Wacker braces as Covid-19 impacts results

12 May 2020

German compact equipment manufacturer Wacker Neuson took a significant hit from the Covid-19 pandemic in the first quarter of 2020, and expects worse to come.

The group’s revenues fell by 5.6% to €410.8 million, compared to the equivalent quarter in the previous year, and profits slipped by 71% to €5.9 million.

Wacker neuson group hqm munich

Martin Lehner, CEO of Wacker Neuson, said, “Following a successful start to 2020, business contracted sharply towards the end of the first quarter as a result of the coronavirus pandemic.

“Widespread uncertainty is negatively impacting investment activity among our customers and existing orders are being postponed to an extent.”

Large drops in activity in the Americas and Asia-Pacific were partly offset by an overall increase in the volume of business in Europe in the first quarter.

A 27% decline in revenues in the Americas, to €76.9 million, was attributed to a decline in dealer investment activity and postponement of orders by key accounts, including rental companies.

Asia-Pacific revenues dropped by 44% to €7.5 million. The company’s Chinese production plant was brought to a standstill for several weeks, due to the Covid-19 outbreak, but gradually came back on stream in March and has now almost fully resumed manufacturing activities.

Meanwhile, a small but welcome increase by 3.1% in European revenues to €326.4 million was primarily fuelled by demand for compact equipment for the agricultural market, which was still strong at the start of the year. Wacker Neuson also highlighted strong demand for its new Dual View dumper.

Within Europe, overall positive trends in the DACH region (Germany, Austria and Switzerland), driven in part by flexible rental and sales solutions through direct sales channels, provided sufficient momentum to compensate for the significant downturn in revenue seen in Southern Europe and countries such as Poland, France and the UK.

The EBIT (earnings before interest and taxes) margin fell by just 0.1% to 7% due to strict cost control measures. The company also benefitted from higher productivity levels at its production plants relative to the previous year.

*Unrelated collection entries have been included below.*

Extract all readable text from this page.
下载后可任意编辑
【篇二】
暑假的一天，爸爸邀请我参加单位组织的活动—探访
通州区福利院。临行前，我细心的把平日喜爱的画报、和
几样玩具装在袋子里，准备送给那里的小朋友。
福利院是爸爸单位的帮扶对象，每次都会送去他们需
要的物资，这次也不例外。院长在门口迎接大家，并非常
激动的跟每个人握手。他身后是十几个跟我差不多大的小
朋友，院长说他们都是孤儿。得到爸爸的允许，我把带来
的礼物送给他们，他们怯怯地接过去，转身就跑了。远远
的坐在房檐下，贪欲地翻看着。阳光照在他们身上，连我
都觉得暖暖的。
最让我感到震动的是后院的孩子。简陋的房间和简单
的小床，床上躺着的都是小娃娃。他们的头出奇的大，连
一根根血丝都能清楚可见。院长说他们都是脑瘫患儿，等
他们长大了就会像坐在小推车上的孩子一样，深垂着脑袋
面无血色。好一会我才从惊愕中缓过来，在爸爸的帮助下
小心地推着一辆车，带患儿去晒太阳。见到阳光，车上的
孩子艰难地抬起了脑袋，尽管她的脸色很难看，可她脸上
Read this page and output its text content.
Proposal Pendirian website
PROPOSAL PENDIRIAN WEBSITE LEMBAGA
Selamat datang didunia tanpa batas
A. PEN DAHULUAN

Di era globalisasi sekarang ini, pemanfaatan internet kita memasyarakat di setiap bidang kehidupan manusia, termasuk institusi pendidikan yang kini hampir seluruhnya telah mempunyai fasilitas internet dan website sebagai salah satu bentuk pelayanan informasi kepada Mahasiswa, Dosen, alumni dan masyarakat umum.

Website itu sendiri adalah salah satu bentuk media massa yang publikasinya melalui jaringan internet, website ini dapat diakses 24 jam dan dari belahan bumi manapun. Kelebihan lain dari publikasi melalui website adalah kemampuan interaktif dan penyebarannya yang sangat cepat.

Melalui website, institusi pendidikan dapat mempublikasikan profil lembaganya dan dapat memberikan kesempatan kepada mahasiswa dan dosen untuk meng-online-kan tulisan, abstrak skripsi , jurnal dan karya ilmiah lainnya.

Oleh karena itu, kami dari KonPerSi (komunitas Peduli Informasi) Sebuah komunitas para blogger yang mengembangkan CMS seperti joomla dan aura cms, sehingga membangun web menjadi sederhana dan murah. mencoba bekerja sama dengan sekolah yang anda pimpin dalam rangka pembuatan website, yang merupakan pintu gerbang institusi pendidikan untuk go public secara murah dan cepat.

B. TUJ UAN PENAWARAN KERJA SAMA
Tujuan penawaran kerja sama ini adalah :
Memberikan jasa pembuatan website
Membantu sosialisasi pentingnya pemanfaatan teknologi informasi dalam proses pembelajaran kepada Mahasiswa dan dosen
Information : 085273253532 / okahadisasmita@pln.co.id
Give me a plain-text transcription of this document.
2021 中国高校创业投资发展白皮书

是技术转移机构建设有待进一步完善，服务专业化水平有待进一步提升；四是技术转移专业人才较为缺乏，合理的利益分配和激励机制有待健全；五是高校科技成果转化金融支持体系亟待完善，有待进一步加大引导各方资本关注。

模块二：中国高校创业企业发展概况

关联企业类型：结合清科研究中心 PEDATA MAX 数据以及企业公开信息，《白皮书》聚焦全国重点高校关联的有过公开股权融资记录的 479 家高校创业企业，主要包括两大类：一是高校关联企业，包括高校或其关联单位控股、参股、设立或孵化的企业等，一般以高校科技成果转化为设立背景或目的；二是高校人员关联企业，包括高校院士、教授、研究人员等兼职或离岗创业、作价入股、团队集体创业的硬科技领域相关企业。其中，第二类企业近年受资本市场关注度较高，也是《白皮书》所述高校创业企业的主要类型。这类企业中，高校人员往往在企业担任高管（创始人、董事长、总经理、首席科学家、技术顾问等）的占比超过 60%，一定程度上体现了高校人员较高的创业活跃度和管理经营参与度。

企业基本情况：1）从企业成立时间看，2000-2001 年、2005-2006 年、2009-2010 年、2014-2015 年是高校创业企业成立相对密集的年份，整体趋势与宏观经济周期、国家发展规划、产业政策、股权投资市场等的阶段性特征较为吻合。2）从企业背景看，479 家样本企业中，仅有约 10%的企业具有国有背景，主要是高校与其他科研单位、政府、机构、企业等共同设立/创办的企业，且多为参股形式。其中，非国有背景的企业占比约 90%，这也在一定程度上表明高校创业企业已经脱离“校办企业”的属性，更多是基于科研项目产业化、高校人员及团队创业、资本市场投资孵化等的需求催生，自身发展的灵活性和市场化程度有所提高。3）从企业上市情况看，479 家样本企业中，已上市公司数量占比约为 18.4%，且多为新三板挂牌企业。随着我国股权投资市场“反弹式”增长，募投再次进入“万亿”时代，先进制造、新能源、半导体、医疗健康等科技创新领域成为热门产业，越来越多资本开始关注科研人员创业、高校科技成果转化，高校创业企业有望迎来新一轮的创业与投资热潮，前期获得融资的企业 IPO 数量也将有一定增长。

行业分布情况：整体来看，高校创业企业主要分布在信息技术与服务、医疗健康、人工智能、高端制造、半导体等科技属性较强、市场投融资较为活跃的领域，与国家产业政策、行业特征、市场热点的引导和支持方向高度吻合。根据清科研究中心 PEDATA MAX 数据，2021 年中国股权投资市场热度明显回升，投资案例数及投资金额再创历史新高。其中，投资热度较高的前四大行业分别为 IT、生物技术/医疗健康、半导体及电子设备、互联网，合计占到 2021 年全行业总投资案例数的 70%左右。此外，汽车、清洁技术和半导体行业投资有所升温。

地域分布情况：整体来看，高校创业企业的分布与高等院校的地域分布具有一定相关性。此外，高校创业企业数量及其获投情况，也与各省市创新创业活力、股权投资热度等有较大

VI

However, these positive effects were countered by the first expenses under the group’s programme to cut costs and increase efficiency, announced in January.

In response to the Covid-19 pandemic, the group has cut back sharply on production programmes and brought forward vacation-related shutdowns at several production plants, which were originally planned for the summer.

Wacker neuson group martin lehner

Martin Lehner, CEO of Wacker Neuson

Given the difficulty of predicting how the crisis will develop going forwards, Wacker Neuson has withdrawn its guidance for the full year.

Lehner said, “It is currently not feasible to foresee how the pandemic will affect customer demand moving forward, the robustness of global supply chains or our group’s production output.

“Looking ahead to the coming months, however, we expect the economic effects to have a much bigger impact on our business than in the first quarter.”

In April, the volume of business was said to be significantly below the prior-year level, with revenue and order intake revealing clear double-digit losses.

Due to the suppressed level of demand, Wacker Neuson has adopted various short-time work models for staff and implemented initiatives to cut costs and secure liquidity. These include the re-evaluation of all planned investments.